The hotel is situated near the foot of Central Park near the Time Warner Building and home to Bouchon Bakery. Thomas Keller is a very creative and clever business man. We visited the bakery every morning for a coffee and a different treat every time. We loved sitting at the high tables, close to the counter to watch the chefs at work through the hatch. We found the perfect spot and sometimes found ourselves there for too long observing them. They were superb craftspersons and produced the most stunning and beautiful goods.
Mr.P became partial to a biscuit fairly similar to this salted peanut brittle biscuit. He had the ideas in his head for quite some time to recreate that indulgent buttery salty taste of those Bouchon Peanut Butter Biscuits. The recipe is entirely a development of our own and after a few attempts we finally recreated a recipe that we feel represents the taste sensation of the biscuits of New York.
Watching the world go by in New York City is wonderful and sometimes very amusing too.
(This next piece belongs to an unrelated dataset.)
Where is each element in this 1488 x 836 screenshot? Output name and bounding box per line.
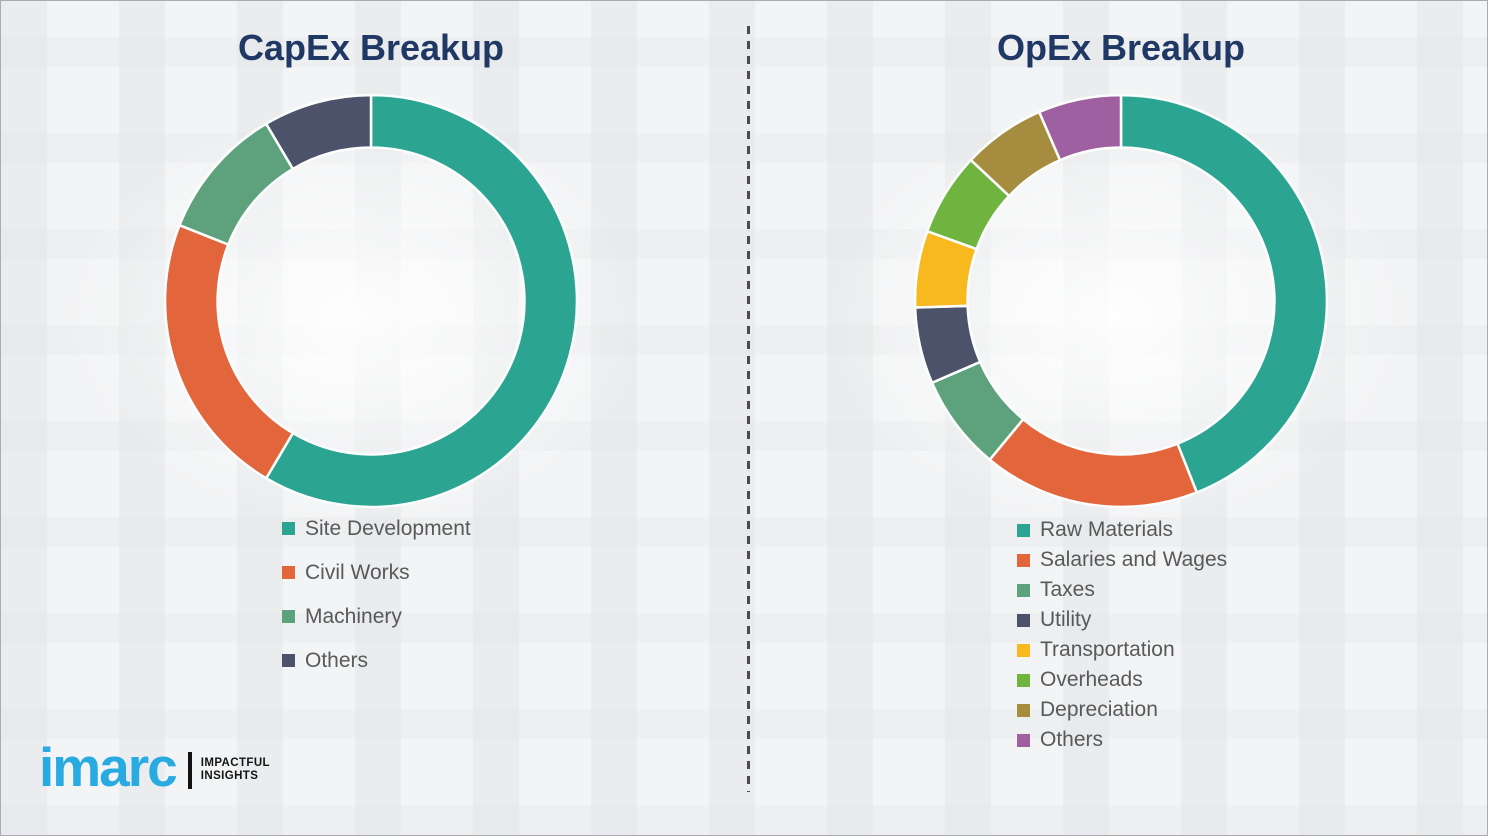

At Bouchon they baked Foie Grass Dog Biscuits as the early joggers with their posh pooches stopped off for a skinny de-caf, a slice of watermelon and a delectable treat for the dog. We struck up a conversation with the ladies behind the counter as they eagerly told us a tale about a chap that came in regularly to buy himself one of these doggy treats. He was constantly told that the biscuits were for his dog and not for him but he insisted that it was delicious and continued nibbling away. Well that story left us giggling all day, typically a tale of New York.
- 200g plain flour
- 1/2 tsp bicarbonate of soda
- 100g salted roasted peanuts
- 1/2 vanilla pod, seeds removed
- 450g dark muscovado sugar
- 250g unsalted butter, room temperature
- 250g peanut butter, smooth
- 1 medium free range egg
In a food processor or thermomix grind the flour, sugar, bicarbonate of soda, peanuts and the vanilla seeds till it represents coarse breadcrumbs.
Add the butter, egg and peanut butter and blend until the mixture becomes a paste.
Turn the biscuit dough out onto a lightly floured work surface and push it all together, do not knead the the dough. Divide the mixture in two and roll each into a sausage about 5cm in diameter and wrap it tightly in clingfilm and refrigerate over night. It's very important that the mixture rests well, if not the biscuits will bake unevenly, spread a lot with the potential for the edges to burn. I made the mistake once as I was in a rush and so the next time I allowed the proper resting time and made the most delicious and beautiful biscuits.
Preheat the oven to 170°C and line two baking trays with either parchment paper of silpats.
Remove the clingfilm from the well rested biscuit dough sausages and slice them into 1/2 cm thick slices, place these on the baking trays, leave plenty of room for them to spread. Bake the biscuits for 12 - 14 minutes. Once baked let them rest on the baking tray for 2 minutes before transferring them to a cooling rack to cool completely. Repeat the process and bake the rest of the biscuits.